If you look more forward in time, you can see that the relationship completely soured with LV, and soured with LT, and they were left with only a single payment processor GL that they had to use to process all their transactions. And then, if we look forward in time, their relationship with GL sours, and just like in the case with Rx-Promotion when they lost their bank relationships, their revenue sharply declined.
Extending further out, we have metadata that shows that they tried to deal with another payment service provider. They agreed to much less favorable terms, they had to pay much more than the 10% typically required. And thus they’re becoming less and less profitable because of these disruptions in their payment processing services, this is becoming more and more of a direct cost to them. According to our study, these three payment service providers accounted for about 84% of all the transactions.
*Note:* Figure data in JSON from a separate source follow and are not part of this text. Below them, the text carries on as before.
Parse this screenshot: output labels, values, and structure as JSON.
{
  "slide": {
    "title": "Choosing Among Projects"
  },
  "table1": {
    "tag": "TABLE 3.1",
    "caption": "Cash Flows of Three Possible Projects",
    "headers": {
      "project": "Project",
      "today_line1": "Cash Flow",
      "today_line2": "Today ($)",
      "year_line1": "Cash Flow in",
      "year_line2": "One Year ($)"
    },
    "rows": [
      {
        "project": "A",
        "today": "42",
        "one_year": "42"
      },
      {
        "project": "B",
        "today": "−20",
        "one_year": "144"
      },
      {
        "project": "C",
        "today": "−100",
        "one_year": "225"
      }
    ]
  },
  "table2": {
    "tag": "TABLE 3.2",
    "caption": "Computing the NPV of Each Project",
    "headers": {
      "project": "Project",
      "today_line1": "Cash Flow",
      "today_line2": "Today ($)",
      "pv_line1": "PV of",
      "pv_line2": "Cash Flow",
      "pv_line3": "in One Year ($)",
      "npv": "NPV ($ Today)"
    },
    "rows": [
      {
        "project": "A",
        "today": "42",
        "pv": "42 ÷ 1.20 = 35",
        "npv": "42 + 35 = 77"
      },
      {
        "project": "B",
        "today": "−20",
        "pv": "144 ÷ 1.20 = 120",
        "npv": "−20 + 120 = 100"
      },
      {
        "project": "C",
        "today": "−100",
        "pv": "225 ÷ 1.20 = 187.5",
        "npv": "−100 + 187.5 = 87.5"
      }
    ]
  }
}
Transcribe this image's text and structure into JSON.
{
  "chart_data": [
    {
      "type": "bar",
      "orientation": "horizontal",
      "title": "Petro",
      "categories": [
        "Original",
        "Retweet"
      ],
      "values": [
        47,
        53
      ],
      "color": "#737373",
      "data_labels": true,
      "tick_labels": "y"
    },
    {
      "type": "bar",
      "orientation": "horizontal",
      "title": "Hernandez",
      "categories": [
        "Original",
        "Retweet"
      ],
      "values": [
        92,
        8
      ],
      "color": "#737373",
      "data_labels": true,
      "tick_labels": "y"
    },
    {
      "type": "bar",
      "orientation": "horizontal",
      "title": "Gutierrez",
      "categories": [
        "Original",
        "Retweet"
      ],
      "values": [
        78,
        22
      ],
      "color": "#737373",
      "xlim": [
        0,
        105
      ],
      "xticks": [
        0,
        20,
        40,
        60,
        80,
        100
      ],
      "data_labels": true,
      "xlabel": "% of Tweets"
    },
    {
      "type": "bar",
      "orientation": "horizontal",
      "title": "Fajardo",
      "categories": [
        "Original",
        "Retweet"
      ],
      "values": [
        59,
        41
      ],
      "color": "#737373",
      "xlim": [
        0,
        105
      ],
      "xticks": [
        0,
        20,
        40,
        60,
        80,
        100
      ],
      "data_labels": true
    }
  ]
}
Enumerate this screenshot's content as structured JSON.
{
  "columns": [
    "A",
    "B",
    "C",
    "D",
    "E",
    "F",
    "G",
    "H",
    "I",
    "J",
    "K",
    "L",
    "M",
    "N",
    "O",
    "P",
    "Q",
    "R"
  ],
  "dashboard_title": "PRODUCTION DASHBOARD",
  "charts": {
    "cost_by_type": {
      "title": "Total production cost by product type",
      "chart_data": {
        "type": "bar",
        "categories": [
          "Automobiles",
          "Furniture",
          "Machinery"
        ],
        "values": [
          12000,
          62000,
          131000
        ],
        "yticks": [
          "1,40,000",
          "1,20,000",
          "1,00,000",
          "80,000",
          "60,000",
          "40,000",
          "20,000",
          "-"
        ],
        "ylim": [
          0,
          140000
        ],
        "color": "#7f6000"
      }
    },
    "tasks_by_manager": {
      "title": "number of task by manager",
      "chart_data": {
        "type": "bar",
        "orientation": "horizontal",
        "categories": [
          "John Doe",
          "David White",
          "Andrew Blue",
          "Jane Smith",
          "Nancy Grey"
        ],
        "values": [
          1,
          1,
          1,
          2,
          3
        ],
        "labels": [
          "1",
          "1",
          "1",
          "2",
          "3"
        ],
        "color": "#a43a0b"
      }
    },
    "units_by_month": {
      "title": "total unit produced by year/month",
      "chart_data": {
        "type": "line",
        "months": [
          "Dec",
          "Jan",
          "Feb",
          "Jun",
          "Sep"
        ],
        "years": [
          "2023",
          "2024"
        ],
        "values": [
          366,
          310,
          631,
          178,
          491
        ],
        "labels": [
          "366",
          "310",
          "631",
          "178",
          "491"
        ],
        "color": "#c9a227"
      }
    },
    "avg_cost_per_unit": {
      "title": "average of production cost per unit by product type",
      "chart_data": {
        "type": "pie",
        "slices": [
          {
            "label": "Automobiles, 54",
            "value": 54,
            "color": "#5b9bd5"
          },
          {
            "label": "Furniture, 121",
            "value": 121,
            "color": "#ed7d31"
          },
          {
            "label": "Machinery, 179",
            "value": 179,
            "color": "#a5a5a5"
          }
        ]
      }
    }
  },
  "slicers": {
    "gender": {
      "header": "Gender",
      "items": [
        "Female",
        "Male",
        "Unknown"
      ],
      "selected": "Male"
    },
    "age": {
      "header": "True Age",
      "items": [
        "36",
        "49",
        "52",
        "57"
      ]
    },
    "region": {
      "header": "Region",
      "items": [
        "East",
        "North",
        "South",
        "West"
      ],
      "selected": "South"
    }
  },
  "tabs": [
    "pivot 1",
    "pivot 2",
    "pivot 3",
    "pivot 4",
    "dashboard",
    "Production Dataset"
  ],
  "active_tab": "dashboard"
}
Let me give you an epilogue on where these programs stand currently. About several weeks ago on the GlavMed forum the operator posted a message; I don’t speak very good Russian, luckily one of my co-authors translated this for me. So, just quickly, it says they are having problems with their processing, they can’t accept any new orders and consequently they have to cease operations until they find a new payment service provider that will process their transactions.
A similar thing happened to Rx-Promotion. They had only a single payment service provider, their relationship soured and in fact they are out of business currently.
So, just to conclude, a small number of the advertising affiliates generate most of the revenue. This market is not saturated. The affiliate programs have substantial costs. They have a very thin profit margin. If things go badly their payment service provider squeezes them for more share of the money, which drives them to be less and less profitable. When there are financial disruptions their indirect costs become a larger burden on them and they become unprofitable. And only three payment providers were responsible for a majority of the transactions for GlavMed. So, indeed, this is a fragile part of their business that, once disrupted, costs them a lot of headaches.